(Reuters) – Iran’s Supreme Court has accepted the appeals of two protesters sentenced to death due to flaws in investigating their cases, the country’s judiciary said on Saturday.
“The Supreme Court accepted the appeals of Mohammad Qobadloo and Saman Saidi Yasin, accused of the recent riots,” the judiciary’s Mizan news agency reported.
“Due to research deficiencies, the Supreme Court has referred them to the same courts for re-examination.”
Nationwide unrest erupted in mid-September after the death in custody of 22-year-old Kurdish Iranian woman Mahsa Amini, who was arrested by morality police enforcing the Islamic Republic’s mandatory dress code laws.
Iran hanged two protesters earlier this month: Mohsen Shekari, 23, was accused of blocking a main road in September and wounding a member of the paramilitary Basij force with a knife.
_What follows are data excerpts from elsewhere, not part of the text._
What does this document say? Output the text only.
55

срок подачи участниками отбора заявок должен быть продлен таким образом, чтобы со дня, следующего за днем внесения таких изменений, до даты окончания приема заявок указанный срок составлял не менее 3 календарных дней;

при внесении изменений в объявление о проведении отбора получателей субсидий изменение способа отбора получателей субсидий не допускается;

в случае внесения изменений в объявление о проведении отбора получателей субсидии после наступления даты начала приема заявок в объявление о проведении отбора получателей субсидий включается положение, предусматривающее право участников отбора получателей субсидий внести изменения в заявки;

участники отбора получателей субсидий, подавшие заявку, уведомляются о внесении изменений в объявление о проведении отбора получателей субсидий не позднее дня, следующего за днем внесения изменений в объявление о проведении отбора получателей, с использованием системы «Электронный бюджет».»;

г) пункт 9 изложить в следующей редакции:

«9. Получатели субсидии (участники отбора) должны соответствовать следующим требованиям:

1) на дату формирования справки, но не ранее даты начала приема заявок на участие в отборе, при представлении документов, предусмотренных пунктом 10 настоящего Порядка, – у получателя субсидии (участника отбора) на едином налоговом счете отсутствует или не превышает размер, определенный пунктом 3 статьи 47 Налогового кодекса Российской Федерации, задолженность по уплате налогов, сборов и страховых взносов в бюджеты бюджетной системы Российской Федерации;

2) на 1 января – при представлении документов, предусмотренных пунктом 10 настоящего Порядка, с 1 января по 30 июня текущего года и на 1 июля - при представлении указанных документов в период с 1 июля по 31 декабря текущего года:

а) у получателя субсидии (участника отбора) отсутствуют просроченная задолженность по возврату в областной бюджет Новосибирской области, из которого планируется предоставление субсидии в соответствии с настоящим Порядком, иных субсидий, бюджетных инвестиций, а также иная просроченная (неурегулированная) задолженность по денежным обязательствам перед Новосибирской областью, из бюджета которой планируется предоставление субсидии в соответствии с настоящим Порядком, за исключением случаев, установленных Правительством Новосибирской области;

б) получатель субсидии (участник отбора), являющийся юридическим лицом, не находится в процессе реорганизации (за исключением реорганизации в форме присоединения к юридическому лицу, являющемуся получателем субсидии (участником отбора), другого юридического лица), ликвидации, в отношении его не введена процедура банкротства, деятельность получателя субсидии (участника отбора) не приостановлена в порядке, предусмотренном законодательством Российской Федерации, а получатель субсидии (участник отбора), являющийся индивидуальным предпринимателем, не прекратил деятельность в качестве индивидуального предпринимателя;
Majid Reza Rahnavard, 23, who was accused of stabbing to death two Basij members, was publicly hanged from a construction crane.
Amnesty International has said Iranian authorities are seeking the death penalty for at least 21 people in what it called “sham trials designed to intimidate those participating in the popular uprising that has rocked Iran”.
Qobadloo was charged with killing a police agent and injuring five others during the protests.
Yasin, a Kurd who raps about inequality, oppression and unemployment, was accused of attempting to kill security forces and singing revolutionary songs.
Rights group HRANA said that as of Friday 506 protesters had been killed, including 69 minors. It said 66 members of the security forces had also been killed. As many as 18,516 protesters are believed to have been arrested, it said.
A top state security body said early this month that 200 people, including members of security forces, had lost their lives in the unrest.